Based on the book by John Kerr, which screenwriter Christopher Hampton previously adapted into a play, A Dangerous Method traces the collaboration and eventual falling out of Sigmund Freud (Viggo Mortensen) and Carl Jung (Michael Fassbender) in the early 1900s, when both were at the forefront of the burgeoning, though suspect, field of psychoanalysis. The third figure in the tale is Sabina Spielrein (Keira Knightley), a former patient and eventual colleague of Jung’s who is also, at various points, his illicit lover.

A Dangerous Method takes on quite a bit, too much to be fully satisfying. Much time is spent laying out the intellectual rivalry between the two men, but it’s mostly done via extended, clinical conversations. Mortensen and Fassbender are both fine actors – I’m starting to wonder what role the versatile Fassbender can’t play – yet their charisma can only carry the scenes so far. Aside from extensive deep-focus cinematography, in which both the face in the foreground and the person in the background are equally clear, A Dangerous Method does little to dramatize its narrative.
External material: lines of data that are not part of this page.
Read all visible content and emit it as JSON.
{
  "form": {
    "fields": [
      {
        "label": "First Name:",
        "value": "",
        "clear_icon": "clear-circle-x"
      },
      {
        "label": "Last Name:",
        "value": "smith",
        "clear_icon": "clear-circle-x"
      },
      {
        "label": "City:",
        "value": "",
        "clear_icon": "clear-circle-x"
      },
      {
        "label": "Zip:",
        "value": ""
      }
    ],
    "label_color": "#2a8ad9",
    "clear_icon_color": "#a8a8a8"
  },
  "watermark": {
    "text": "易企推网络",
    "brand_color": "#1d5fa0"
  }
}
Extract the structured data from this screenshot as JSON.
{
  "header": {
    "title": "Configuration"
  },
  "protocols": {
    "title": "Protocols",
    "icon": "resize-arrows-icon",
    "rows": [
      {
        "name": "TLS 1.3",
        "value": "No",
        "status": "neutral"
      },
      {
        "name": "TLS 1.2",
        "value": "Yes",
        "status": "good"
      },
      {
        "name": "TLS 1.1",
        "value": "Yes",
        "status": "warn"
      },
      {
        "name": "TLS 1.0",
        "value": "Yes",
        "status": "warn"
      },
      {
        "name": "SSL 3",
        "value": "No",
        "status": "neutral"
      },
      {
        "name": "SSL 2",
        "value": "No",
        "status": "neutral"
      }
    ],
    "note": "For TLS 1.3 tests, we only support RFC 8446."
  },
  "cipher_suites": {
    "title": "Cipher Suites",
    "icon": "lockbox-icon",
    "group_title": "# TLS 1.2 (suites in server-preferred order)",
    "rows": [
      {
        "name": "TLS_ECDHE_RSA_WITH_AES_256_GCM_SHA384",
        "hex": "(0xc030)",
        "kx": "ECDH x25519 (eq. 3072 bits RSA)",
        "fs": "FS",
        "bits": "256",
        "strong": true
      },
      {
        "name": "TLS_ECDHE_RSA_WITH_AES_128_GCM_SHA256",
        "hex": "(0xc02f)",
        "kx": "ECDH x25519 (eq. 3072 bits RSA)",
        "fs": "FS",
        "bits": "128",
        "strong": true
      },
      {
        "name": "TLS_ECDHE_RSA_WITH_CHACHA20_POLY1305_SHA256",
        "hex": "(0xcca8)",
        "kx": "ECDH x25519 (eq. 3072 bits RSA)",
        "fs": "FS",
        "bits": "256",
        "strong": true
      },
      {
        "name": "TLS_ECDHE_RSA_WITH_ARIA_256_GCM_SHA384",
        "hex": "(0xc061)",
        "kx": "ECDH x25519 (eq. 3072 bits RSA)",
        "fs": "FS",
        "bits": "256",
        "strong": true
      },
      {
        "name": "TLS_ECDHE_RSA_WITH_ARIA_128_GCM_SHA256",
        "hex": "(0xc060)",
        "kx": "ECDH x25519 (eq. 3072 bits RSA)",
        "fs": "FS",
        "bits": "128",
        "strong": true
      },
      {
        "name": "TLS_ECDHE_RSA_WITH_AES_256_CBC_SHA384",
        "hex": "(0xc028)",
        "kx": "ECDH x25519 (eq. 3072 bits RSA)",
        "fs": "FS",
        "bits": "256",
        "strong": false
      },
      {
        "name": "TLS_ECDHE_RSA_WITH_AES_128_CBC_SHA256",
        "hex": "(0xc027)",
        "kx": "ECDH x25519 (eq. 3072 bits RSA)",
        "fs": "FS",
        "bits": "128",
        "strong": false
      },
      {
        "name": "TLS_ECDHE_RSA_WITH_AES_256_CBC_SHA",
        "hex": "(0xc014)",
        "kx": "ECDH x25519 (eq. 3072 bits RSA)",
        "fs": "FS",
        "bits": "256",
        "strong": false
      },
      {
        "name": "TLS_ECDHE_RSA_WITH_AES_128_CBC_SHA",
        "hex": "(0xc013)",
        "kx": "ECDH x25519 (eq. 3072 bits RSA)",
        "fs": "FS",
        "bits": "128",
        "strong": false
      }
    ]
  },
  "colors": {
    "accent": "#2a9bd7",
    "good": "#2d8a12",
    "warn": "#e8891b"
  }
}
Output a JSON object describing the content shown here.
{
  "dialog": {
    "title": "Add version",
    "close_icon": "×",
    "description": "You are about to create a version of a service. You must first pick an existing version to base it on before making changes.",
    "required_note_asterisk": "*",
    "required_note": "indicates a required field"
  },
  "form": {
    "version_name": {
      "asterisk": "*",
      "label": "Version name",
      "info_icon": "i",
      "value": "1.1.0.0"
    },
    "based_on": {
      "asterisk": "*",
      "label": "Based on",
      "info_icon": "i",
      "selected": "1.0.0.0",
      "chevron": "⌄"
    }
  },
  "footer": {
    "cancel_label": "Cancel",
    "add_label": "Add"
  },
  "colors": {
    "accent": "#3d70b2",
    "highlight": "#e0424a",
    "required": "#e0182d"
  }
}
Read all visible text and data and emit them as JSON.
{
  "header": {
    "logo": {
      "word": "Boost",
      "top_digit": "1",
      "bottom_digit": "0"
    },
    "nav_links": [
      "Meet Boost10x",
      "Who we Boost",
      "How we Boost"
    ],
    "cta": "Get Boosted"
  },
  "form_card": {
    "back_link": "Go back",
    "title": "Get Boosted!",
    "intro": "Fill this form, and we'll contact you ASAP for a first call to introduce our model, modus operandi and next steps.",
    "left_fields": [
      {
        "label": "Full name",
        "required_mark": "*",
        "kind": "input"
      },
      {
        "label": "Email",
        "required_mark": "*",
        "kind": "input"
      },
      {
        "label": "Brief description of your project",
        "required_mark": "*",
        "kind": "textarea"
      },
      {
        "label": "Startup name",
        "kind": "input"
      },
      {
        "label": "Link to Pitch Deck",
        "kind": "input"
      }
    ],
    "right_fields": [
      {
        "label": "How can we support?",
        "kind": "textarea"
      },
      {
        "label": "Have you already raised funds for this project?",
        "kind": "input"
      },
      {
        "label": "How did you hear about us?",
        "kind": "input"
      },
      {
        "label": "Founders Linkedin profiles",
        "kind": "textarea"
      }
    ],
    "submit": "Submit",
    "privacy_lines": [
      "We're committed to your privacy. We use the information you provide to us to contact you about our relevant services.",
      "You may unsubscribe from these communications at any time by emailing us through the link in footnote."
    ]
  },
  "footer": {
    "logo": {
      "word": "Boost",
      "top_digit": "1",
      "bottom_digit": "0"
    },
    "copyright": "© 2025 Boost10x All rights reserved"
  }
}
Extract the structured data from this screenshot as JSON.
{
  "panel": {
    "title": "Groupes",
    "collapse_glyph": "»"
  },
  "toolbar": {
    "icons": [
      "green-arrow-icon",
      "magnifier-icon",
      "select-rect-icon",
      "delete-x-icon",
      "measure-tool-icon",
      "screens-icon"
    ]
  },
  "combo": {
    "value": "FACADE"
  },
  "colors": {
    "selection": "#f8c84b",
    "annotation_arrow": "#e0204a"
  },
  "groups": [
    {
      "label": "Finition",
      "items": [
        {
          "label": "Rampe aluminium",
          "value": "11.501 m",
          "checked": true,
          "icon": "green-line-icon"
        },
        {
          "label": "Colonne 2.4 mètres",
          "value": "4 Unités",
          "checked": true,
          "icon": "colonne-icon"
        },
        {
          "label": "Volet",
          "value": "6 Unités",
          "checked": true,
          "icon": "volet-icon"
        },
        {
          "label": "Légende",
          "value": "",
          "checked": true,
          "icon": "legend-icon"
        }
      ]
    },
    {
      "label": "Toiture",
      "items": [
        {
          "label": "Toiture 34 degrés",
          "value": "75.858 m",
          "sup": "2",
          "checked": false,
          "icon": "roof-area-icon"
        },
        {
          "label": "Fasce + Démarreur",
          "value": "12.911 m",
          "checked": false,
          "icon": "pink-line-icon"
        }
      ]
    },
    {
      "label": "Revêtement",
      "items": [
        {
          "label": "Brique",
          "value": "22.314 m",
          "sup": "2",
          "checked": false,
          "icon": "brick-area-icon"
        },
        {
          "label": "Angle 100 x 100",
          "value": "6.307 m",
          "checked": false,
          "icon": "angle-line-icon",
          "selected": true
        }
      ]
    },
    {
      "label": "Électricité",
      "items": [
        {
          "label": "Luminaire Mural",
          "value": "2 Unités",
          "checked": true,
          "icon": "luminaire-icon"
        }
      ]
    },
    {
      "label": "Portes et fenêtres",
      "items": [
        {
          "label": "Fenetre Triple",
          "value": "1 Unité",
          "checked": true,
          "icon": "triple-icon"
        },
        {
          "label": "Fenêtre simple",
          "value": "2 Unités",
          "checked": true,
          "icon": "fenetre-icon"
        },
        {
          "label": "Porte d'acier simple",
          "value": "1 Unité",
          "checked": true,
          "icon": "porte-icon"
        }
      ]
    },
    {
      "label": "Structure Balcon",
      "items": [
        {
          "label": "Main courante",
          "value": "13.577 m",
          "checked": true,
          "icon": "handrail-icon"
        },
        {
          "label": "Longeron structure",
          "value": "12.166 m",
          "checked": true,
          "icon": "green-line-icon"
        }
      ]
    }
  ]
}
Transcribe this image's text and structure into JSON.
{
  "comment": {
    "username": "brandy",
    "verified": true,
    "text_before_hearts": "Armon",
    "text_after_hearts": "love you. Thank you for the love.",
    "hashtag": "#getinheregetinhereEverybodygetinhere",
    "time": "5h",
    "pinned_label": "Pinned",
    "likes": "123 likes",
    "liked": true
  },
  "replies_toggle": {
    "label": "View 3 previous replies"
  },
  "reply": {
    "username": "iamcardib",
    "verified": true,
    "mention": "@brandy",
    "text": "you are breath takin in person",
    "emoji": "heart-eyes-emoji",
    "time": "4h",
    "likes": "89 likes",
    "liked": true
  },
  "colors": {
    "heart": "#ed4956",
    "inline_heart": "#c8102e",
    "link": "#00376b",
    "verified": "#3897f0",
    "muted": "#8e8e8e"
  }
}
There is drama in the relationship between Jung and Spielrein, enough to make me wonder if A Dangerous Method would have been stronger if Freud had been left on the sidelines. A masochist who finds a sense of self worth via psychoanalysis – to the point that she herself becomes an analyst – Spielrein is both a vindication of Jung’s work and also his personal downfall. The psychological messiness of sexuality is right there in their relationship.

At least you sense that it is, for this thread, too, gets less attention than it deserves (largely because we return to Freud from time to time). Yes, the spanking shows up here, but so does an awful lot of academic conversation. When these two engage in pillow talk, it’s as if they’re reading from a PhD dissertation.

A Dangerous Method is intriguing in bits and pieces, yet nothing comes to fruition. In the end, we’re left with the sense that Cronenberg’s Crash – about car-accident victims who find sexual gratification via crashes – tells us more about the theories of Freud and Jung than the stately proceedings on display here.